China’s Covid Rules Slow Down Production at Tesla’s 3 Gigafactories

The whole thing about Elon Musk trying to purchase Twitter is a great headline grabber. But there are some signs that washingtonpost.com says are showing Musk is having some problems in China where he runs his Gigafactory. Mainly the article covers a lot of twists and turns than keep Musk on his toes and much of the world’s attention focused on him.

Tesla’s Shanghai “Gigafactory,” where it makes some of its electric sedans and crossover SUVs, has been shuttered for weeks as a result of China’s “zero covid” policy. Additionally, Tesla a standard charging cable with its cars, a move that hints at possible supply chain woes — and amounts to what analysts are calling a backdoor price increase.

The company recently announced it would not be including charging cables with its new cars, prompting an outcry from even Musk’s most fervent supporters. Eagle-eyed followers of the company noted that the $400 component was axed from new car purchases and could not be bought on Tesla’s website because it was sold out.

Really? A $200 price hike for a part that was once included in the price. Only Musk could take a problem and begin to make more money.

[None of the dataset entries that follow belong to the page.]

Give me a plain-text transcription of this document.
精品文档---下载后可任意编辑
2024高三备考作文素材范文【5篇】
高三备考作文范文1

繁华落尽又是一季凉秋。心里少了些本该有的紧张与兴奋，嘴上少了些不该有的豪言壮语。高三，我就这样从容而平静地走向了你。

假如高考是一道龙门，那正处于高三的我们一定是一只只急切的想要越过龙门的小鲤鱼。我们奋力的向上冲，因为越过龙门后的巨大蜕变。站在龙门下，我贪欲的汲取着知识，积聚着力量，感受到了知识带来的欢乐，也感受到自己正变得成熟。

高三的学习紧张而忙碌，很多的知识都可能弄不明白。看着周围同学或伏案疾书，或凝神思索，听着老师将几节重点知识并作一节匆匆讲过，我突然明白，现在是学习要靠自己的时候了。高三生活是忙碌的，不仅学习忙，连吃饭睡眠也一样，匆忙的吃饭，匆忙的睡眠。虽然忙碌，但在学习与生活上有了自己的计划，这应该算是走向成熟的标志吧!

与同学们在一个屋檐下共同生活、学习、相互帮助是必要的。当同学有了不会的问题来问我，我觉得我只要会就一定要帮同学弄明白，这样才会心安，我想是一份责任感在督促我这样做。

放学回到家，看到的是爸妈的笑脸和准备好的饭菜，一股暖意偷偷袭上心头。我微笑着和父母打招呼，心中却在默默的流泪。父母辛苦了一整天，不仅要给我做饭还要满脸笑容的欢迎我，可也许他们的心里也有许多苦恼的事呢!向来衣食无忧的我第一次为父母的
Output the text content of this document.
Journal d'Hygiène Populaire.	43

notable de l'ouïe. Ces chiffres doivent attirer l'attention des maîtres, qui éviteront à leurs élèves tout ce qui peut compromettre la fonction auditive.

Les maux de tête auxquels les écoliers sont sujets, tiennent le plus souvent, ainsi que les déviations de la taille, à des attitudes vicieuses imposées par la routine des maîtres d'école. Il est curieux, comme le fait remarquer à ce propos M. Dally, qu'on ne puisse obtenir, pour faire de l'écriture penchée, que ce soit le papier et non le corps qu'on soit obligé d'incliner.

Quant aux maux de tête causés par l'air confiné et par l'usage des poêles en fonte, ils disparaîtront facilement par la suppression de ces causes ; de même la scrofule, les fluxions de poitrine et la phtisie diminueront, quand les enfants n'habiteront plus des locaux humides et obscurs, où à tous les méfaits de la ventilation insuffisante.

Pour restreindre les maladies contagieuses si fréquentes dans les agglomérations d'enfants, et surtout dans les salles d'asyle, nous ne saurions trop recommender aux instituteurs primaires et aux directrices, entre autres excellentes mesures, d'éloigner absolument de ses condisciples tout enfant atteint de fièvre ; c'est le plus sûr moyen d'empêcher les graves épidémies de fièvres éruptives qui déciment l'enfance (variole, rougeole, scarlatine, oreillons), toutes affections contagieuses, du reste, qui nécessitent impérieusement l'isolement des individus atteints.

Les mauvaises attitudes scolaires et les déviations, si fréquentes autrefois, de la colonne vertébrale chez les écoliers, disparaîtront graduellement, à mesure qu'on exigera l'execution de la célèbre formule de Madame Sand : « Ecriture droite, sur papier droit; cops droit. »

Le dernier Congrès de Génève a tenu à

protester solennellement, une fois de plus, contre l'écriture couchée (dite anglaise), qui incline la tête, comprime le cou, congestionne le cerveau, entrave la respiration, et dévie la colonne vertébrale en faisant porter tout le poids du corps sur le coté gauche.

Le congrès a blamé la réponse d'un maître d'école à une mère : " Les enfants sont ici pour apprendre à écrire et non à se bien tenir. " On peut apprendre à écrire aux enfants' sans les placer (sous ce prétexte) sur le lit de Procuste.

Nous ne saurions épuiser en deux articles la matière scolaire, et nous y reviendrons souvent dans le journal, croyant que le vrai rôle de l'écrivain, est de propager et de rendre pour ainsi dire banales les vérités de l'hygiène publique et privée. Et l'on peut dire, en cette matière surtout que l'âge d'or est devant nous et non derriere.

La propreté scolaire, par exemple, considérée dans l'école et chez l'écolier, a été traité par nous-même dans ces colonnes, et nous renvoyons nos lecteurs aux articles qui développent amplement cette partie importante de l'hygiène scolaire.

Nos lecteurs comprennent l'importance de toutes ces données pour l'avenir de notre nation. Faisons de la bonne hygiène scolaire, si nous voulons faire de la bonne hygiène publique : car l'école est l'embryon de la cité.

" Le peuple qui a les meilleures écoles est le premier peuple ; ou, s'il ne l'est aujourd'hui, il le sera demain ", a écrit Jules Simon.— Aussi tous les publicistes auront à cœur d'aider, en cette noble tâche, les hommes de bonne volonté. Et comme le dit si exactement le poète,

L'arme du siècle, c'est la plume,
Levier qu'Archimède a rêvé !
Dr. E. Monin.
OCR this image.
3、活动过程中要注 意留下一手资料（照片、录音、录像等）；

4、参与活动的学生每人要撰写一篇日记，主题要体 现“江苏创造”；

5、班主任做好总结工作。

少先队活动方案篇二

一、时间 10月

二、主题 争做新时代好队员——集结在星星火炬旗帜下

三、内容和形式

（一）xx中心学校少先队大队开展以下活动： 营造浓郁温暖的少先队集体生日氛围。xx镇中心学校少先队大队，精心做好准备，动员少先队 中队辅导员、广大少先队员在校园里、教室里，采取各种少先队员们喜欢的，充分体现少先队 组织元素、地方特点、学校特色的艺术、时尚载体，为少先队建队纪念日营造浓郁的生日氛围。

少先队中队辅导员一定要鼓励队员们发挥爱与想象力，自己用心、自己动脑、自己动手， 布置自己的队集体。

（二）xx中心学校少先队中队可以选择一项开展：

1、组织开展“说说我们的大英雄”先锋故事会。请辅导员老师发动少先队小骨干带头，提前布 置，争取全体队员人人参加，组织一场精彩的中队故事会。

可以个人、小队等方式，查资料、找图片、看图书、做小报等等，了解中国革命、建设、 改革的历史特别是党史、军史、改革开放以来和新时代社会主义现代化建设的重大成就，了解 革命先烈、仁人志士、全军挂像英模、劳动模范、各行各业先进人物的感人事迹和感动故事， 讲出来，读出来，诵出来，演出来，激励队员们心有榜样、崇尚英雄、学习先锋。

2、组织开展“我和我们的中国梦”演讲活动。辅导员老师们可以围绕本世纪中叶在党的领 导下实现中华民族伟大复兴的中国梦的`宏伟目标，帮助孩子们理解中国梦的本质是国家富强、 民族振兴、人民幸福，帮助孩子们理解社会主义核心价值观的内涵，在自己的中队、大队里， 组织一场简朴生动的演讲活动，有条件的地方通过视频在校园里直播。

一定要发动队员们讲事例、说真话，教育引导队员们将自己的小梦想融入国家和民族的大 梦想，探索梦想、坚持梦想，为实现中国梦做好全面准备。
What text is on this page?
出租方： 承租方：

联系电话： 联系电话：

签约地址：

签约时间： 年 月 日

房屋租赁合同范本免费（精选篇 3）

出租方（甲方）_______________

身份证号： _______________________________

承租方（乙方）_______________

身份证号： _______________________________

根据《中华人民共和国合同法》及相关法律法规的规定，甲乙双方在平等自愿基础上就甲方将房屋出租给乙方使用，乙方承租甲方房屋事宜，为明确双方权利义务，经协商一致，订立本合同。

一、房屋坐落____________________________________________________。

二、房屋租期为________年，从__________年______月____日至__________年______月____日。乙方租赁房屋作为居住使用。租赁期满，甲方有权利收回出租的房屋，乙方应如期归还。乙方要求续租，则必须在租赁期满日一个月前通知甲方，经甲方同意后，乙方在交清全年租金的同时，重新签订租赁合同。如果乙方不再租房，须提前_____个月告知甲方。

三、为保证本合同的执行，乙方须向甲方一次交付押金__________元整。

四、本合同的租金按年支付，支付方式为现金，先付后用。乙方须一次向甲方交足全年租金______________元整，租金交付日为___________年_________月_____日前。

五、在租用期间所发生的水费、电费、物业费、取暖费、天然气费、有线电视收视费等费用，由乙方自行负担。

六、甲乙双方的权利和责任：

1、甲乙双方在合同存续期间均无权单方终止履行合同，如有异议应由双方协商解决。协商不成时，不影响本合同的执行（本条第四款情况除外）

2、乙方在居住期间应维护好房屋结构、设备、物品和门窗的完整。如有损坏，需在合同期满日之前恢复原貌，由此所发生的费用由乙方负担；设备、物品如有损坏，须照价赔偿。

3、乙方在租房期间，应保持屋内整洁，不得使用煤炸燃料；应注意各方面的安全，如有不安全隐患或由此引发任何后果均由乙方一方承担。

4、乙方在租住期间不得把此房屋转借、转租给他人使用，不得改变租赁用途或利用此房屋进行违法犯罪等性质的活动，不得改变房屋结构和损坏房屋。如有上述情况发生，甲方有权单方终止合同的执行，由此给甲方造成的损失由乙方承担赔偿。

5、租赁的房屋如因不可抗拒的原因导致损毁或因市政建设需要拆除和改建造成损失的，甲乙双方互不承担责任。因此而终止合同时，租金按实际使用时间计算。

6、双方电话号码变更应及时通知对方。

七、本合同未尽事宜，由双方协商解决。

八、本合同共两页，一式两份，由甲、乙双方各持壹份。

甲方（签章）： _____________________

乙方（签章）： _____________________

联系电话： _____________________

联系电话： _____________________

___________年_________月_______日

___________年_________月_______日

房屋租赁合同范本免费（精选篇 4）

Analysts and investors have expressed concern that Musk is stretched too thin — not only by the demands of Tesla, which has opened multiple new factories in recent weeks but other responsibilities as CEO of rocket builder SpaceX and several smaller companies. If he succeeds in his bid to buy Twitter, Musk will have a historic, and largely unprecedented, catalog of tech companies under his helm even after questioning last year how long he could keep up with overflowing demands.

On one hand, it is hard not to root for such a dynamic entrepreneur.  But when you add in the number of government loans and tax breaks he receives it seems like it may have gone to his head. And now even supply chain problems have found him somewhat vulnerable.

Musk and Tesla did not respond to requests for comment. Musk praised Tesla’s performance despite the challenges in a tweet this month. He tweeted on Wednesday he would be on the earnings call.

“This was an *exceptionally* difficult quarter due to supply chain interruptions & China zero Covid policy,” he wrote earlier this month. “Outstanding work by Tesla team & key suppliers saved the day.”

Already Tesla buyers are waiting in some places for more than six months to get their new vehicles, analysts said. Those wait times could remain as the China closure could cut into Tesla’s production by as many as 50,000 vehicles in the next quarter.

Tesla’s China production halt began in late March. Reuters reported Tuesday that the factory had reopened, citing Xinhua News Agency, though Reuters reported a day earlier that a reopening would initially be in a limited capacity with one shift — and workers would have to live on-site. Musk liked a tweet on Wednesday showing a report from Xinhua that said the factory had reopened.

So between his Twitter battles and his supply chain problems that may or may not exist, the article provides more of Musk’s take on it all. And as always he does not disappoint when it comes to addressing any problems with his amazingly positive approach to the many successful businesses he owns.